Saat ini INALUM mengoperasikan smelter aluminium primer dengan kapasitas produksi sekitar 275 ribu ton per tahun. Melalui kepemilikan mayoritas di PT Borneo Alumina Indonesia (BAI), INALUM telah berhasil mengatasi ketergantungan impor bahan baku alumina. BAI mengoperasikan Smelter-Grade Alumina Refinery 1 (SGAR 1) di Mempawah, Kalimantan Barat, dengan kapasitas sekitar 1 juta ton alumina per tahun.
Memperkuat Rantai Nilai Aluminium Nasional
S&P Global Ratings menilai posisi strategis INALUM dalam integrasi Grup MIND ID dan hilirisasi aluminium memberikan landasan kuat bagi dukungan berkelanjutan dari induk perusahaan. Peran tersebut semakin diperkuat melalui pengembangan SGAR 2 dan Smelter Aluminium 2 (Smelter 2) sebagai bagian dari Proyek Strategis Nasional yang memperkuat integrasi rantai nilai aluminium nasional.
Pengembangan proyek-proyek tersebut juga didukung oleh pemegang saham utama, baik melalui kemitraan strategis maupun dukungan permodalan, yang mencerminkan pentingnya proyek tersebut bagi penguatan industri aluminium nasional.
Adapun pengembangan proyek INALUM meliputi SGAR 2 dan Smelter 2. Kedua proyek tersebut merupakan bagian dari Proyek Strategis Nasional. SGAR 2 direncanakan menambah kapasitas produksi alumina sekitar 1 juta ton per tahun, sehingga akan meningkatkan menjadi dua kali lipat kapasitas alumina yang ada. Adapun Smelter 2 dirancang dengan kapasitas produksi sekitar 600 ribu ton aluminium per tahun, sehingga total kapasitas smelter aluminium primer INALUM akan meningkat lebih dari tiga kali lipat kapasitas saat ini. Pengembangan proyek-proyek tersebut juga berpotensi meningkatkan kapasitas dan potensi pendapatan INALUM secara signifikan hingga 2030.
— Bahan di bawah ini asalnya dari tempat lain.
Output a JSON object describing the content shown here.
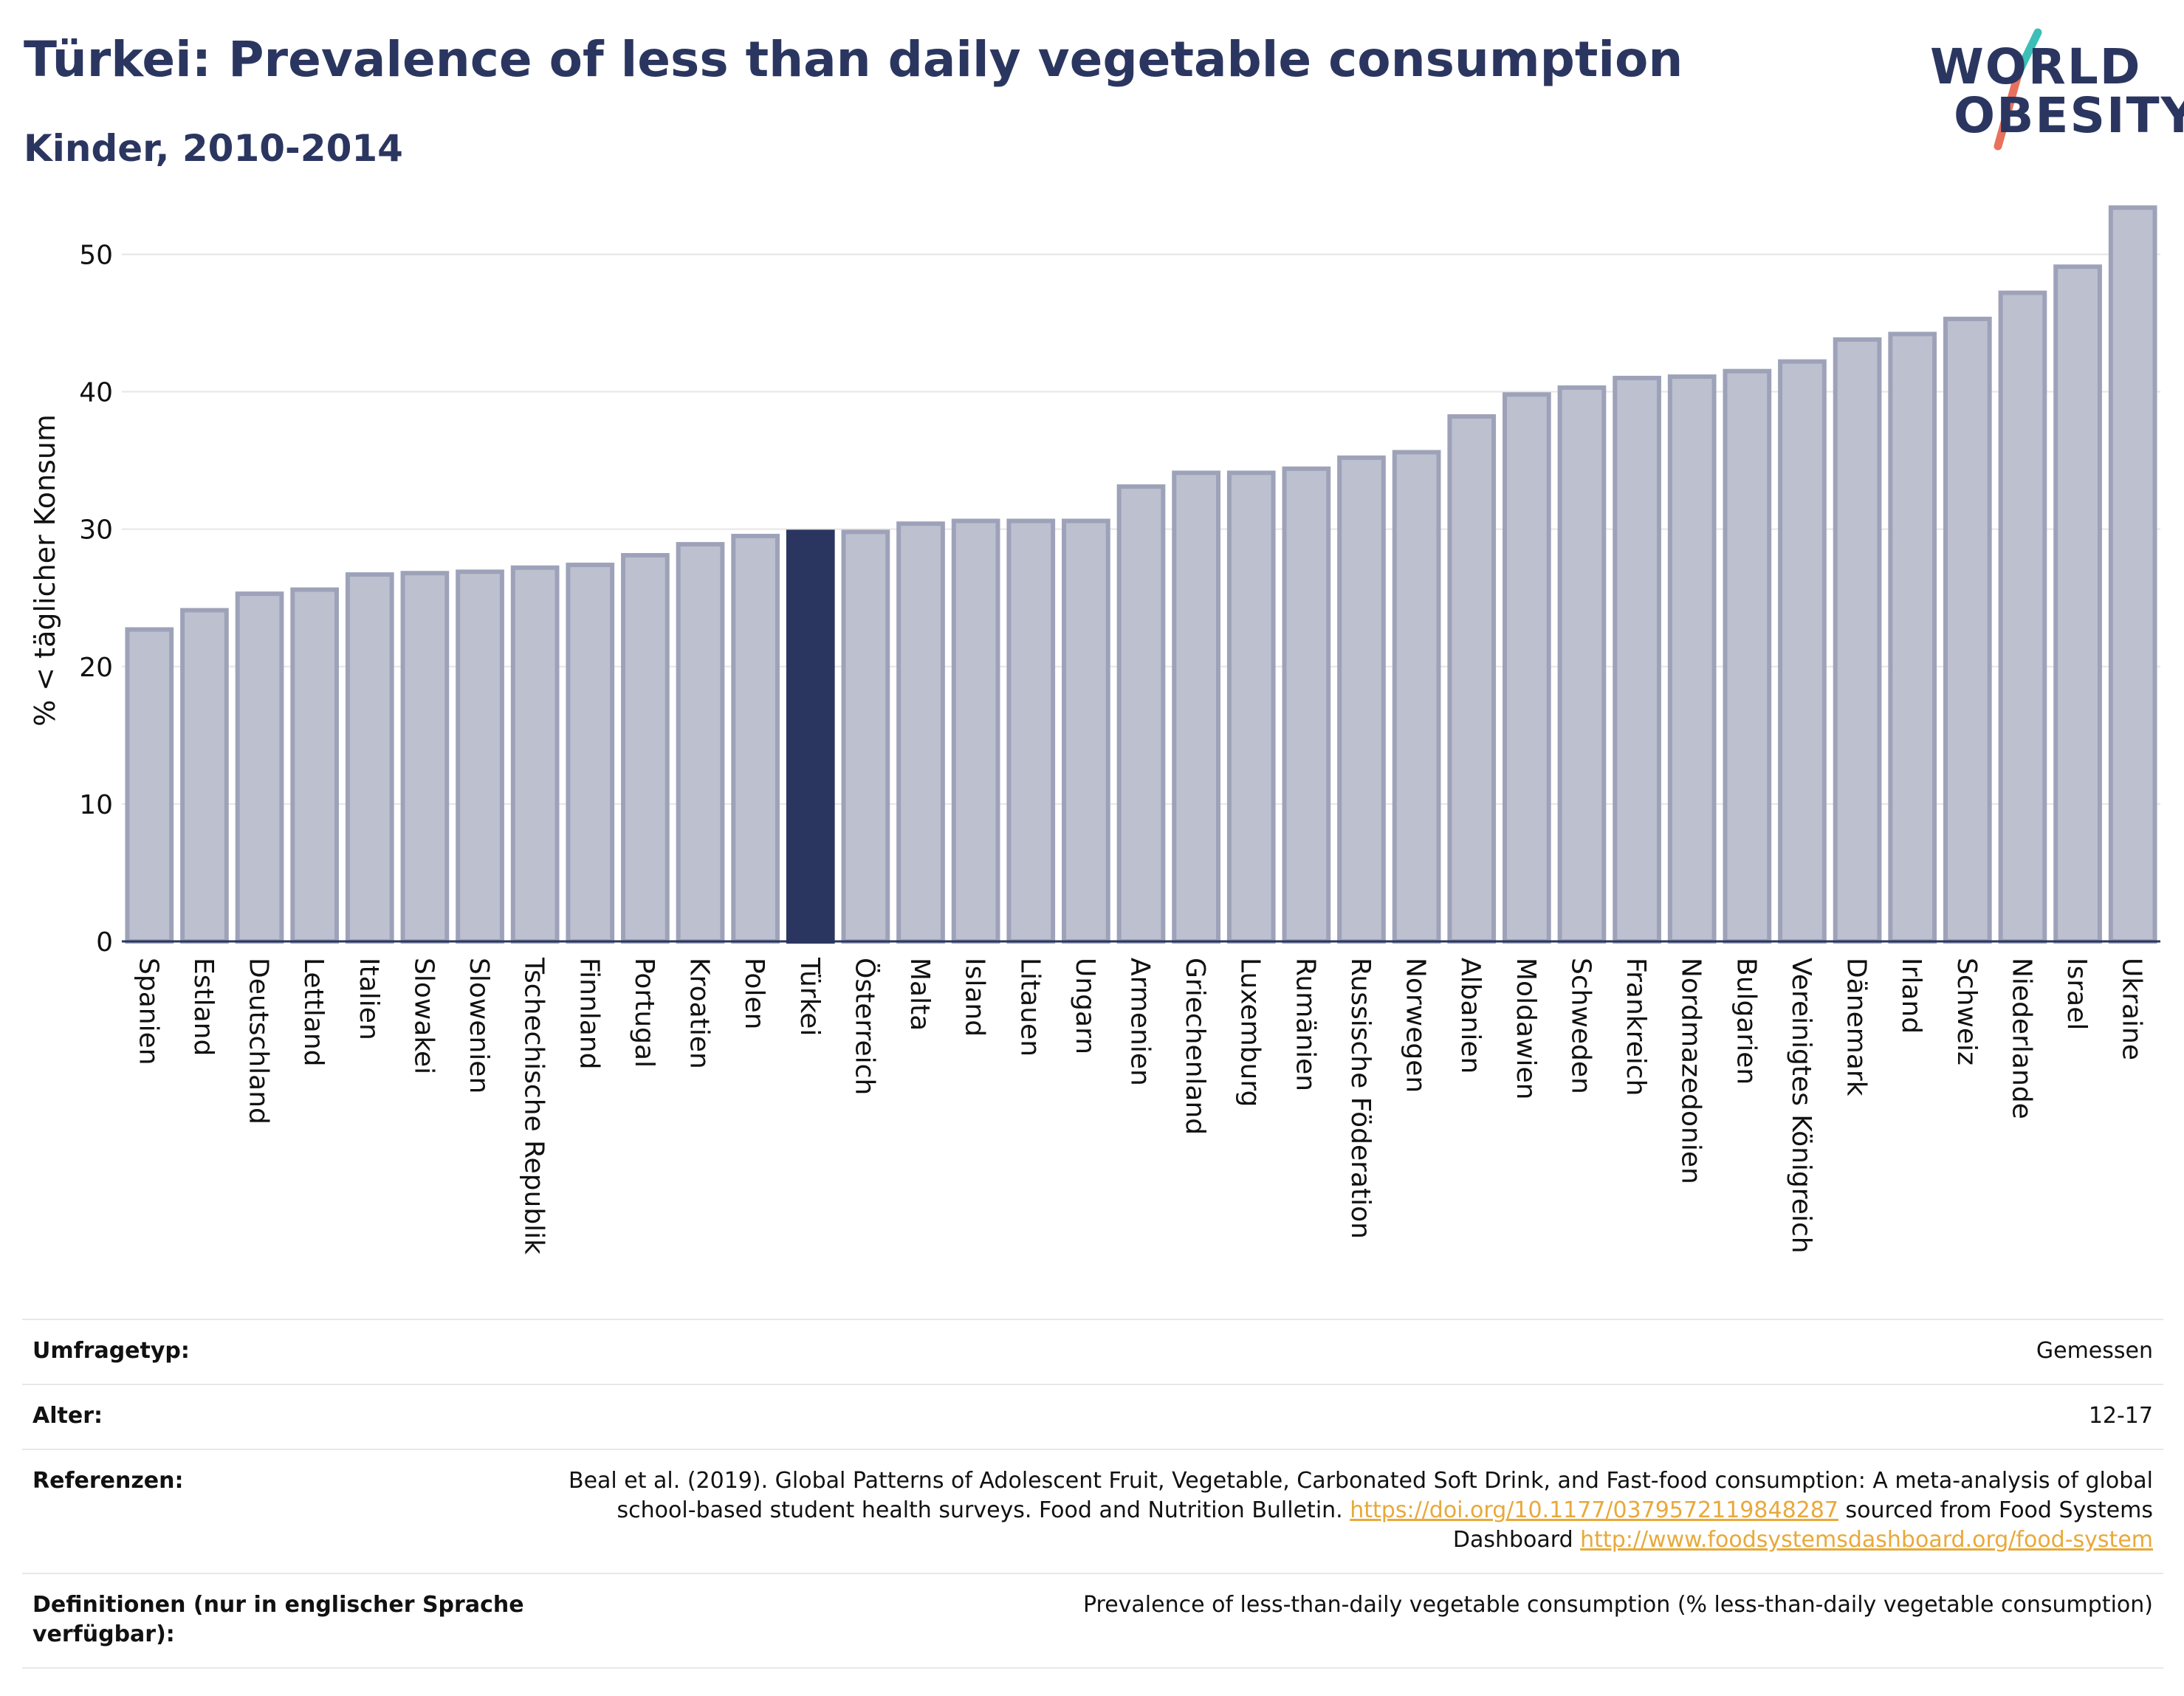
{
  "header": {
    "title": "Türkei: Prevalence of less than daily vegetable consumption",
    "subtitle": "Kinder, 2010-2014"
  },
  "logo": {
    "line1": "WORLD",
    "line2": "OBESITY",
    "icon": "world-obesity-slash-logo",
    "colors": {
      "text": "#2b3660",
      "slash_top": "#3bbfb7",
      "slash_bottom": "#e8715e"
    }
  },
  "chart_data": {
    "type": "bar",
    "title": "",
    "xlabel": "",
    "ylabel": "% < täglicher Konsum",
    "ylim": [
      0,
      54
    ],
    "yticks": [
      0,
      10,
      20,
      30,
      40,
      50
    ],
    "grid": true,
    "highlight": "Türkei",
    "colors": {
      "bar": "#bdc0cf",
      "bar_border": "#9ea2b9",
      "highlight": "#2b3660"
    },
    "categories": [
      "Spanien",
      "Estland",
      "Deutschland",
      "Lettland",
      "Italien",
      "Slowakei",
      "Slowenien",
      "Tschechische Republik",
      "Finnland",
      "Portugal",
      "Kroatien",
      "Polen",
      "Türkei",
      "Österreich",
      "Malta",
      "Island",
      "Litauen",
      "Ungarn",
      "Armenien",
      "Griechenland",
      "Luxemburg",
      "Rumänien",
      "Russische Föderation",
      "Norwegen",
      "Albanien",
      "Moldawien",
      "Schweden",
      "Frankreich",
      "Nordmazedonien",
      "Bulgarien",
      "Vereinigtes Königreich",
      "Dänemark",
      "Irland",
      "Schweiz",
      "Niederlande",
      "Israel",
      "Ukraine"
    ],
    "values": [
      22.7,
      24.1,
      25.3,
      25.6,
      26.7,
      26.8,
      26.9,
      27.2,
      27.4,
      28.1,
      28.9,
      29.5,
      29.8,
      29.8,
      30.4,
      30.6,
      30.6,
      30.6,
      33.1,
      34.1,
      34.1,
      34.4,
      35.2,
      35.6,
      38.2,
      39.8,
      40.3,
      41.0,
      41.1,
      41.5,
      42.2,
      43.8,
      44.2,
      45.3,
      47.2,
      49.1,
      53.4
    ]
  },
  "info": {
    "survey_label": "Umfragetyp:",
    "survey_value": "Gemessen",
    "age_label": "Alter:",
    "age_value": "12-17",
    "ref_label": "Referenzen:",
    "ref_text1": "Beal et al. (2019). Global Patterns of Adolescent Fruit, Vegetable, Carbonated Soft Drink, and Fast-food consumption: A meta-analysis of global school-based student health surveys. Food and Nutrition Bulletin. ",
    "ref_link1": "https://doi.org/10.1177/0379572119848287",
    "ref_text2": " sourced from Food Systems Dashboard ",
    "ref_link2": "http://www.foodsystemsdashboard.org/food-system",
    "def_label": "Definitionen (nur in englischer Sprache verfügbar):",
    "def_value": "Prevalence of less-than-daily vegetable consumption (% less-than-daily vegetable consumption)"
  }
}
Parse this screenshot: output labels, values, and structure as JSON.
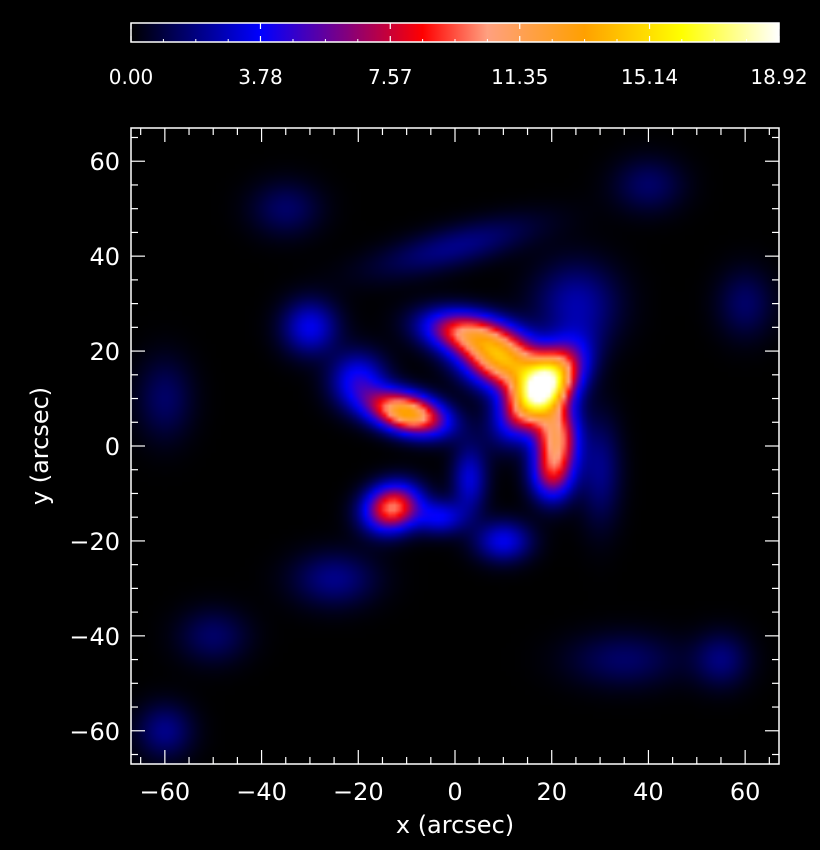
{
  "chart_data": {
    "type": "heatmap",
    "title": "",
    "xlabel": "x (arcsec)",
    "ylabel": "y (arcsec)",
    "xlim": [
      -67,
      67
    ],
    "ylim": [
      -67,
      67
    ],
    "x_ticks": [
      -60,
      -40,
      -20,
      0,
      20,
      40,
      60
    ],
    "y_ticks": [
      -60,
      -40,
      -20,
      0,
      20,
      40,
      60
    ],
    "x_tick_labels": [
      "−60",
      "−40",
      "−20",
      "0",
      "20",
      "40",
      "60"
    ],
    "y_tick_labels": [
      "−60",
      "−40",
      "−20",
      "0",
      "20",
      "40",
      "60"
    ],
    "grid": false,
    "colorbar": {
      "position": "top",
      "min": 0.0,
      "max": 18.92,
      "tick_values": [
        0.0,
        3.78,
        7.57,
        11.35,
        15.14,
        18.92
      ],
      "tick_labels": [
        "0.00",
        "3.78",
        "7.57",
        "11.35",
        "15.14",
        "18.92"
      ],
      "colormap_stops": [
        {
          "v": 0.0,
          "color": "#000000"
        },
        {
          "v": 0.2,
          "color": "#0000ff"
        },
        {
          "v": 0.33,
          "color": "#800080"
        },
        {
          "v": 0.45,
          "color": "#ff0000"
        },
        {
          "v": 0.55,
          "color": "#ffa080"
        },
        {
          "v": 0.7,
          "color": "#ffa000"
        },
        {
          "v": 0.85,
          "color": "#ffff00"
        },
        {
          "v": 1.0,
          "color": "#ffffff"
        }
      ]
    },
    "sources": [
      {
        "x": 18,
        "y": 12,
        "peak": 18.0,
        "sx": 3.5,
        "sy": 6.5,
        "angle": -40
      },
      {
        "x": 10,
        "y": 18,
        "peak": 13.0,
        "sx": 6.0,
        "sy": 4.0,
        "angle": -20
      },
      {
        "x": 2,
        "y": 24,
        "peak": 8.5,
        "sx": 6.0,
        "sy": 3.0,
        "angle": -10
      },
      {
        "x": 21,
        "y": 2,
        "peak": 10.0,
        "sx": 3.0,
        "sy": 5.0,
        "angle": 0
      },
      {
        "x": 20,
        "y": -6,
        "peak": 6.0,
        "sx": 3.0,
        "sy": 4.0,
        "angle": 0
      },
      {
        "x": -10,
        "y": 7,
        "peak": 13.5,
        "sx": 5.5,
        "sy": 2.8,
        "angle": -15
      },
      {
        "x": -20,
        "y": 14,
        "peak": 4.0,
        "sx": 4.0,
        "sy": 4.0,
        "angle": 0
      },
      {
        "x": -13,
        "y": -13,
        "peak": 10.0,
        "sx": 4.0,
        "sy": 3.3,
        "angle": 20
      },
      {
        "x": -3,
        "y": -15,
        "peak": 3.5,
        "sx": 3.5,
        "sy": 2.5,
        "angle": 0
      },
      {
        "x": 3,
        "y": -7,
        "peak": 3.2,
        "sx": 2.5,
        "sy": 5.0,
        "angle": 0
      },
      {
        "x": 10,
        "y": -20,
        "peak": 3.5,
        "sx": 4.0,
        "sy": 3.0,
        "angle": 0
      },
      {
        "x": -30,
        "y": 25,
        "peak": 3.5,
        "sx": 4.0,
        "sy": 4.0,
        "angle": 0
      },
      {
        "x": 0,
        "y": 42,
        "peak": 2.0,
        "sx": 12.0,
        "sy": 3.0,
        "angle": 15
      },
      {
        "x": 25,
        "y": 30,
        "peak": 2.5,
        "sx": 6.0,
        "sy": 6.0,
        "angle": 0
      },
      {
        "x": 30,
        "y": -5,
        "peak": 2.0,
        "sx": 3.0,
        "sy": 8.0,
        "angle": 0
      },
      {
        "x": -25,
        "y": -28,
        "peak": 2.0,
        "sx": 6.0,
        "sy": 4.0,
        "angle": 0
      },
      {
        "x": 35,
        "y": -45,
        "peak": 1.5,
        "sx": 8.0,
        "sy": 4.0,
        "angle": 0
      },
      {
        "x": -35,
        "y": 50,
        "peak": 1.5,
        "sx": 5.0,
        "sy": 4.0,
        "angle": 0
      },
      {
        "x": -60,
        "y": -60,
        "peak": 2.0,
        "sx": 4.0,
        "sy": 4.0,
        "angle": 0
      },
      {
        "x": 55,
        "y": -45,
        "peak": 1.8,
        "sx": 4.0,
        "sy": 4.0,
        "angle": 0
      },
      {
        "x": 60,
        "y": 30,
        "peak": 1.5,
        "sx": 4.0,
        "sy": 5.0,
        "angle": 0
      },
      {
        "x": -60,
        "y": 10,
        "peak": 1.5,
        "sx": 4.0,
        "sy": 6.0,
        "angle": 0
      },
      {
        "x": 40,
        "y": 55,
        "peak": 1.5,
        "sx": 5.0,
        "sy": 4.0,
        "angle": 0
      },
      {
        "x": -50,
        "y": -40,
        "peak": 1.5,
        "sx": 5.0,
        "sy": 4.0,
        "angle": 0
      }
    ]
  }
}
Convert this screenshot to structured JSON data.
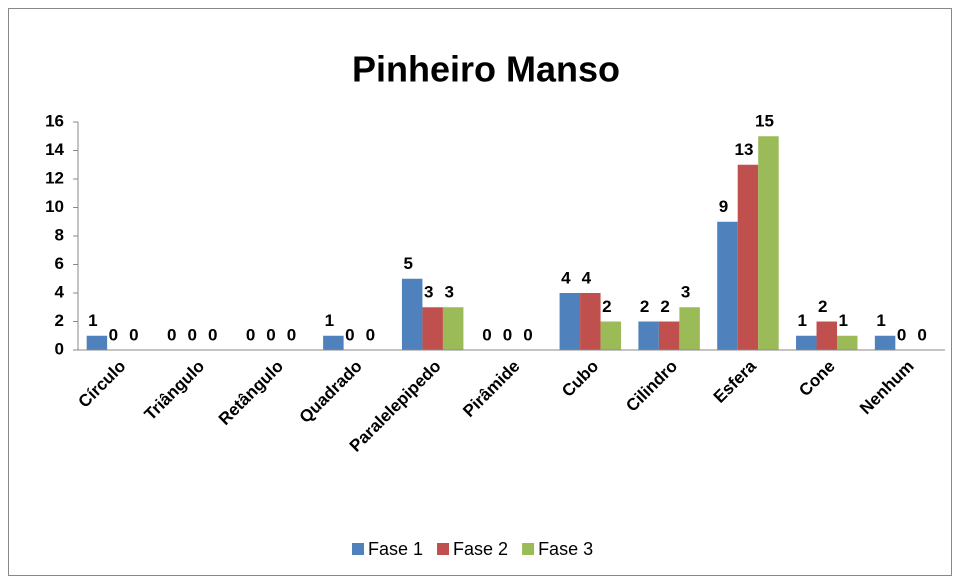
{
  "chart_data": {
    "type": "bar",
    "title": "Pinheiro Manso",
    "categories": [
      "Círculo",
      "Triângulo",
      "Retângulo",
      "Quadrado",
      "Paralelepipedo",
      "Pirâmide",
      "Cubo",
      "Cilindro",
      "Esfera",
      "Cone",
      "Nenhum"
    ],
    "series": [
      {
        "name": "Fase 1",
        "color": "#4f81bd",
        "values": [
          1,
          0,
          0,
          1,
          5,
          0,
          4,
          2,
          9,
          1,
          1
        ]
      },
      {
        "name": "Fase 2",
        "color": "#c0504d",
        "values": [
          0,
          0,
          0,
          0,
          3,
          0,
          4,
          2,
          13,
          2,
          0
        ]
      },
      {
        "name": "Fase 3",
        "color": "#9bbb59",
        "values": [
          0,
          0,
          0,
          0,
          3,
          0,
          2,
          3,
          15,
          1,
          0
        ]
      }
    ],
    "ylim": [
      0,
      16
    ],
    "yticks": [
      0,
      2,
      4,
      6,
      8,
      10,
      12,
      14,
      16
    ],
    "grid": false,
    "legend": "bottom",
    "data_labels": true
  }
}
Kondisi industri yang positif diperkirakan akan mendukung kinerja INALUM dalam satu hingga dua tahun ke depan. Harga aluminium diperkirakan tetap suportif seiring kondisi pasokan global yang ketat, sementara stabilnya volume penjualan dari smelter eksisting akan turut menopang pertumbuhan EBITDA perusahaan.
Direktur Utama INALUM, Melati Sarnita mengatakan, apa yang telah dicapai saat ini, menjadi pengakuan sekaligus momentum bagi perusahaan untuk terus memperkuat fundamental bisnis dan menjalankan transformasi industri aluminium nasional secara berkelanjutan.
“Investment grade ini merupakan pengakuan sekaligus tanggung jawab bagi INALUM untuk terus menjaga kinerja perusahaan secara prudent dan berkelanjutan. Di tengah agenda ekspansi dan hilirisasi, kami akan memastikan bahwa pertumbuhan tidak hanya mengejar skala tetapi tetap dibangun di atas fundamental operasional yang kuat, disiplin finansial, dan tata kelola yang baik dan kuat," katanya.
Dengan dukungan MIND ID, mereka akan terus memperkuat rantai nilai aluminium nasional dari hulu ke hilir. Pengembangan SGAR 2 dan Smelter 2 tidak hanya untuk meningkatkan kapasitas tetapi juga untuk memperkuat kemandirian bahan baku, daya saing industri aluminium nasional serta menciptakan nilai jangka panjang bagi Indonesia.
Ke depan, INALUM akan terus menjaga keseimbangan antara pertumbuhan, disiplin finansial dan keunggulan operasional. Melalui pengembangan rantai nilai aluminium yang semakin terintegrasi, INALUM berkomitmen memperkuat daya saing industri nasional, mengurangi ketergantungan impor dan meningkatkan nilai tambah sumber daya mineral Indonesia secara berkelanjutan.